Barbara Gutmann Rosenkrantz

Barbara Gutmann Rosenkrantz

(1923 - 2014)
Professor of the History of Science, Emerita
Barbara Gutmann Rosenkrantz

Barbara Rosenkrantz started her teaching career at Harvard as a lecturer in the History of Science Department in 1971. Professor Rosenkrantz was chair of the History of Science Department at Harvard from 1984-1989, and continued to teach at Harvard until her retirement in 1993. 

Following her retirement, Professor Rosenkrantz traveled widely for both pleasure and intellectual growth, and continued to lecture and participate in academic endeavors. 

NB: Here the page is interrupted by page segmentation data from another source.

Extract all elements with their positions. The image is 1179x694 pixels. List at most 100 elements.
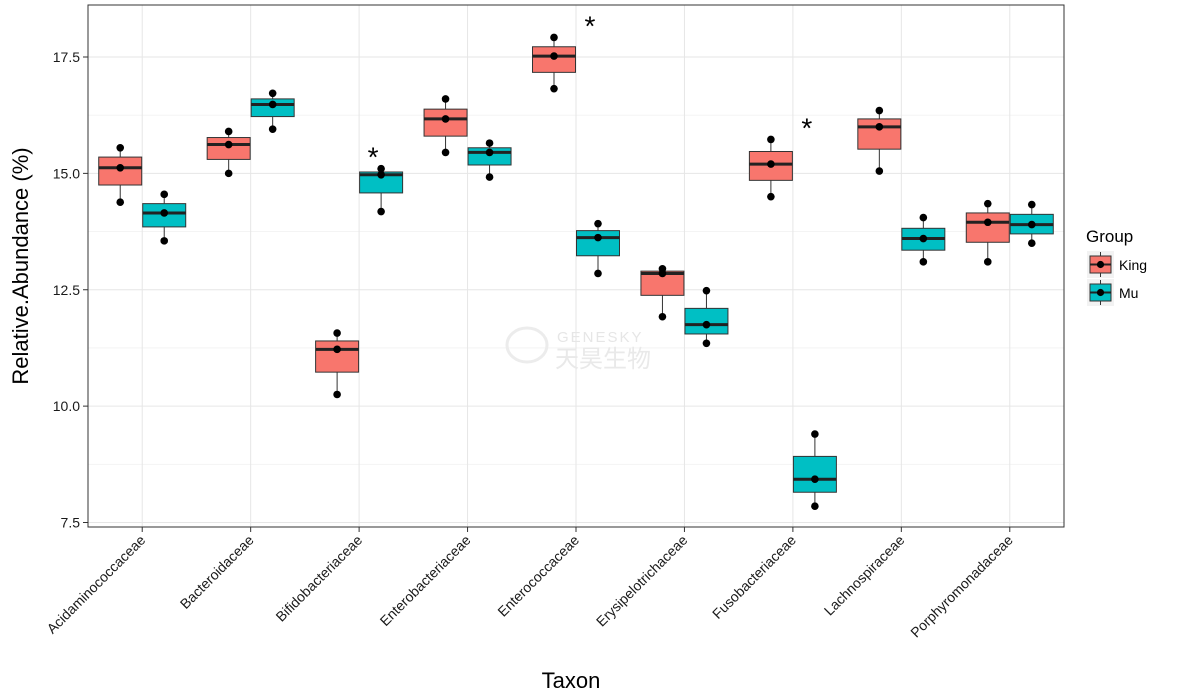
significance-mark: * (801, 112, 812, 143)
box-mu-7 (901, 213, 946, 266)
box-mu-6 (792, 430, 837, 511)
box-king-8 (965, 199, 1010, 266)
legend-key-point (1096, 288, 1105, 297)
x-tick-label: Bacteroidaceae (177, 532, 257, 612)
data-point (594, 233, 602, 242)
y-tick-label: 7.5 (61, 515, 81, 531)
significance-mark: * (585, 10, 596, 41)
box-king-7 (857, 106, 902, 175)
data-point (485, 173, 494, 181)
data-point (333, 329, 341, 337)
significance-marks: * * * (368, 10, 813, 172)
data-point (1027, 239, 1036, 247)
data-point (875, 106, 884, 115)
data-point (160, 190, 169, 199)
data-point (333, 345, 341, 354)
data-point (160, 209, 169, 217)
x-tick-label: Porphyromonadaceae (907, 532, 1016, 641)
watermark-logo-icon (505, 326, 549, 364)
data-point (268, 89, 277, 98)
data-point (811, 430, 819, 438)
legend-title: Group (1086, 227, 1133, 246)
data-point (377, 207, 385, 216)
data-point (116, 143, 125, 152)
data-point (1027, 200, 1036, 209)
x-tick-label: Fusobacteriaceae (709, 532, 799, 622)
box-king-4 (532, 33, 576, 93)
data-point (594, 219, 602, 228)
data-point (767, 160, 775, 168)
data-point (702, 339, 711, 348)
box-king-6 (748, 135, 793, 201)
box-series (98, 33, 1054, 511)
x-tick-label: Acidaminococcaceae (43, 532, 148, 637)
data-point (1027, 220, 1036, 229)
data-point (160, 237, 169, 245)
x-axis: Acidaminococcaceae Bacteroidaceae Bifidoba… (43, 527, 1016, 641)
data-point (441, 115, 450, 123)
data-point (875, 167, 884, 175)
x-tick-label: Bifidobacteriaceae (272, 532, 365, 625)
data-point (550, 84, 558, 93)
y-axis: 7.5 10.0 12.5 15.0 17.5 (53, 49, 88, 531)
data-point (658, 312, 667, 321)
data-point (811, 502, 819, 511)
data-point (767, 135, 775, 144)
data-point (224, 140, 233, 149)
x-tick-label: Enterococcaceae (494, 532, 582, 620)
watermark: GENESKY 天昊生物 (505, 326, 651, 373)
x-tick-label: Enterobacteriaceae (377, 532, 474, 629)
data-point (983, 258, 992, 266)
legend-key-king (1087, 251, 1114, 278)
box-king-0 (98, 143, 143, 207)
data-point (919, 258, 928, 266)
box-mu-8 (1009, 200, 1054, 247)
x-axis-title: Taxon (542, 668, 601, 693)
data-point (268, 100, 277, 109)
data-point (550, 33, 558, 42)
data-point (485, 148, 494, 157)
x-tick-label: Lachnospiraceae (821, 532, 908, 619)
significance-mark: * (368, 142, 379, 173)
box-king-2 (315, 329, 360, 399)
watermark-text-cjk: 天昊生物 (555, 345, 651, 373)
y-tick-label: 12.5 (53, 282, 80, 298)
data-point (594, 269, 602, 278)
data-point (702, 286, 711, 295)
y-tick-label: 10.0 (53, 398, 80, 414)
data-point (875, 123, 884, 131)
box-mu-2 (359, 164, 404, 216)
data-point (116, 198, 125, 207)
x-tick-label: Erysipelotrichaceae (593, 532, 691, 630)
box-mu-1 (250, 89, 295, 133)
box-body (206, 137, 251, 160)
data-point (702, 320, 711, 329)
legend-label-mu: Mu (1119, 285, 1138, 301)
gridlines (88, 5, 1064, 527)
legend-label-king: King (1119, 257, 1147, 273)
y-tick-label: 15.0 (53, 165, 80, 181)
data-point (983, 199, 992, 208)
data-point (116, 163, 125, 172)
data-point (224, 127, 233, 136)
box-king-3 (423, 95, 468, 157)
legend: Group King Mu (1086, 227, 1147, 306)
data-point (919, 213, 928, 222)
data-point (224, 169, 233, 178)
y-axis-title: Relative.Abundance (%) (8, 147, 33, 384)
legend-key-point (1096, 260, 1105, 269)
y-tick-label: 17.5 (53, 49, 80, 65)
data-point (441, 95, 450, 103)
data-point (377, 164, 385, 173)
box-body (792, 455, 837, 493)
box-mu-5 (684, 286, 729, 348)
box-king-1 (206, 127, 251, 178)
data-point (485, 139, 494, 147)
legend-key-mu (1087, 279, 1114, 306)
watermark-text-latin: GENESKY (557, 329, 644, 346)
data-point (983, 218, 992, 227)
data-point (658, 265, 667, 273)
data-point (268, 125, 277, 133)
box-mu-4 (576, 219, 620, 278)
data-point (441, 148, 450, 157)
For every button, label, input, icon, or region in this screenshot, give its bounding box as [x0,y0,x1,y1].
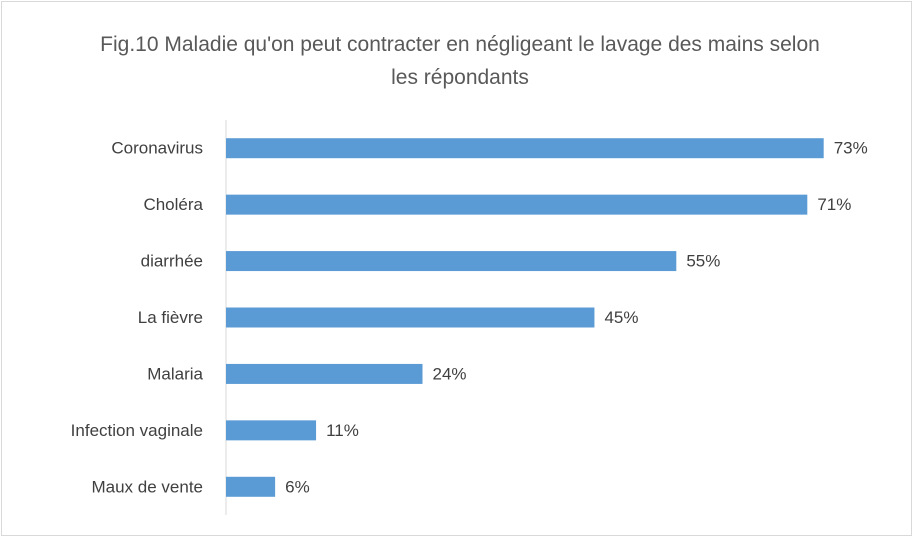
chart-title: Fig.10 Maladie qu'on peut contracter en … [100,33,820,89]
bar [226,138,824,159]
value-label: 55% [686,252,720,271]
category-label: La fièvre [138,308,203,327]
value-label: 45% [604,308,638,327]
bar [226,251,677,272]
value-label: 73% [834,139,868,158]
value-label: 6% [285,477,310,496]
bar [226,194,808,215]
category-label: diarrhée [141,252,203,271]
category-label: Choléra [143,195,203,214]
category-label: Infection vaginale [71,421,203,440]
value-label: 24% [433,364,467,383]
value-label: 71% [817,195,851,214]
bar [226,363,423,384]
category-label: Maux de vente [91,477,203,496]
category-label: Malaria [147,364,203,383]
bar [226,307,595,328]
bar [226,476,276,497]
category-label: Coronavirus [111,139,203,158]
value-label: 11% [326,421,359,440]
bar [226,420,317,441]
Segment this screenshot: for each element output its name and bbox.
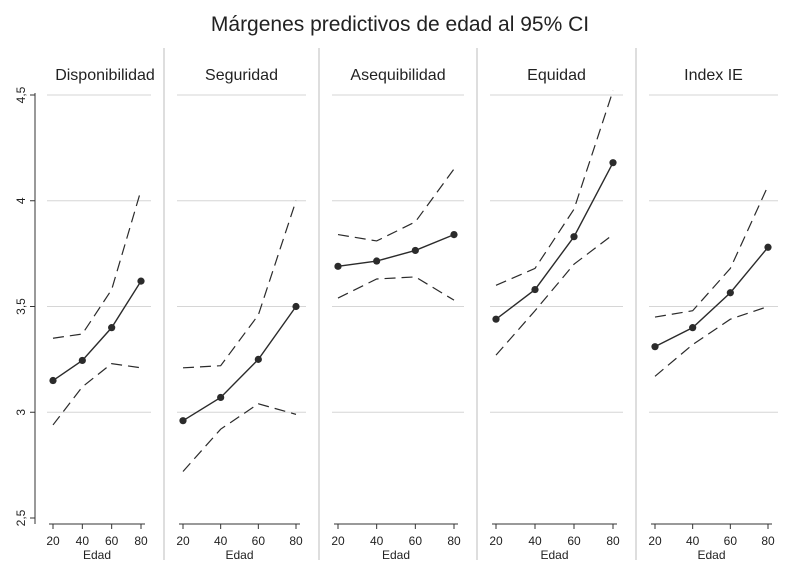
estimate-point	[492, 315, 500, 323]
x-axis-label: Edad	[225, 548, 253, 562]
upper-ci-line	[337, 168, 455, 242]
panel-disponibilidad: Disponibilidad 20 40 60 80 Edad	[46, 48, 165, 562]
panel-title: Asequibilidad	[350, 67, 445, 84]
x-tick-label: 80	[447, 534, 461, 548]
estimate-point	[179, 417, 187, 425]
estimate-point	[254, 355, 262, 363]
y-tick-label: 4,5	[14, 86, 28, 103]
estimate-point	[217, 393, 225, 402]
x-tick-label: 20	[176, 534, 190, 548]
x-tick-label: 40	[370, 534, 384, 548]
panel-seguridad: Seguridad 20 40 60 80 Edad	[176, 48, 320, 562]
estimate-point	[450, 230, 458, 239]
x-tick-label: 40	[528, 534, 542, 548]
y-tick-label: 3	[14, 409, 28, 416]
x-tick-label: 60	[724, 534, 738, 548]
estimate-point	[764, 243, 772, 251]
x-tick-label: 20	[331, 534, 345, 548]
lower-ci-line	[495, 234, 614, 356]
estimate-line	[654, 246, 769, 348]
lower-ci-line	[52, 362, 142, 426]
y-tick-label: 3,5	[14, 298, 28, 315]
lower-ci-line	[654, 305, 769, 377]
x-tick-label: 40	[76, 534, 90, 548]
estimate-point	[334, 262, 342, 270]
estimate-point	[411, 246, 419, 255]
x-axis-label: Edad	[382, 548, 410, 562]
estimate-point	[137, 277, 145, 285]
upper-ci-line	[654, 185, 769, 318]
x-tick-label: 80	[289, 534, 303, 548]
lower-ci-line	[182, 403, 297, 472]
panel-title: Disponibilidad	[55, 67, 155, 84]
x-tick-label: 40	[686, 534, 700, 548]
upper-ci-line	[495, 90, 614, 286]
x-tick-label: 80	[606, 534, 620, 548]
x-tick-label: 20	[648, 534, 662, 548]
x-tick-label: 40	[214, 534, 228, 548]
estimate-line	[337, 233, 455, 268]
panel-title: Seguridad	[205, 67, 278, 84]
estimate-line	[52, 280, 142, 382]
estimate-point	[651, 343, 659, 351]
estimate-point	[531, 285, 539, 294]
x-tick-label: 60	[567, 534, 581, 548]
estimate-point	[373, 257, 381, 265]
panel-title: Index IE	[684, 67, 743, 84]
lower-ci-line	[337, 276, 455, 301]
panel-equidad: Equidad 20 40 60 80 Edad	[489, 48, 637, 562]
y-tick-label: 4	[14, 197, 28, 204]
x-tick-label: 80	[761, 534, 775, 548]
x-tick-label: 20	[489, 534, 503, 548]
estimate-line	[495, 162, 614, 320]
x-tick-label: 20	[46, 534, 60, 548]
panel-title: Equidad	[527, 67, 586, 84]
estimate-point	[292, 302, 300, 311]
x-tick-label: 60	[252, 534, 266, 548]
panel-asequibilidad: Asequibilidad 20 40 60 80 Edad	[331, 48, 478, 562]
estimate-point	[689, 324, 697, 332]
y-axis: 2,5 3 3,5 4 4,5	[14, 86, 36, 526]
upper-ci-line	[182, 200, 297, 369]
x-tick-label: 60	[409, 534, 423, 548]
x-axis-label: Edad	[697, 548, 725, 562]
estimate-point	[726, 289, 734, 297]
estimate-point	[49, 376, 57, 385]
estimate-point	[78, 356, 86, 365]
x-tick-label: 80	[134, 534, 148, 548]
panel-index-ie: Index IE 20 40 60 80 Edad	[648, 67, 778, 562]
x-tick-label: 60	[105, 534, 119, 548]
estimate-line	[182, 306, 297, 422]
x-axis-label: Edad	[540, 548, 568, 562]
estimate-point	[609, 159, 617, 167]
upper-ci-line	[52, 190, 142, 339]
chart-title: Márgenes predictivos de edad al 95% CI	[211, 13, 589, 36]
x-axis-label: Edad	[83, 548, 111, 562]
estimate-point	[108, 324, 116, 332]
estimate-point	[570, 233, 578, 241]
y-tick-label: 2,5	[14, 509, 28, 526]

Professor Rosenkrantz’s scholarly contributions were vast, beginning with her groundbreaking book Public Health and the State first published in 1972. This work was among the first serious investigations of the ideas that animated public health professionals in the 19th and 20th centuries and effectively defined the now-burgeoning field of public health history. Professor Rosenkrantz' s work emphasized the role of the evolving idea of the state in protecting and preventing disease among populations. This focus distinguished public health from medical history that emphasized the development of therapeutic techniques and treatment modalities among individual patients.
 

Throughout her career Professor Rosenkrantz identified the questions of individual and public responsibility for illness, the changing notions of worthiness as criteria for establishing public and private services, and shifting definitions of individual susceptibility as explanations for illness.  Recent concerns about HIV record keeping, surveillance practices in light of the outbreaks of SARS, and, in the U.S., anthrax, demonstrate that the questions Rosenkrantz raised about the limits of public health are still very much in the forefront of modern-day concerns.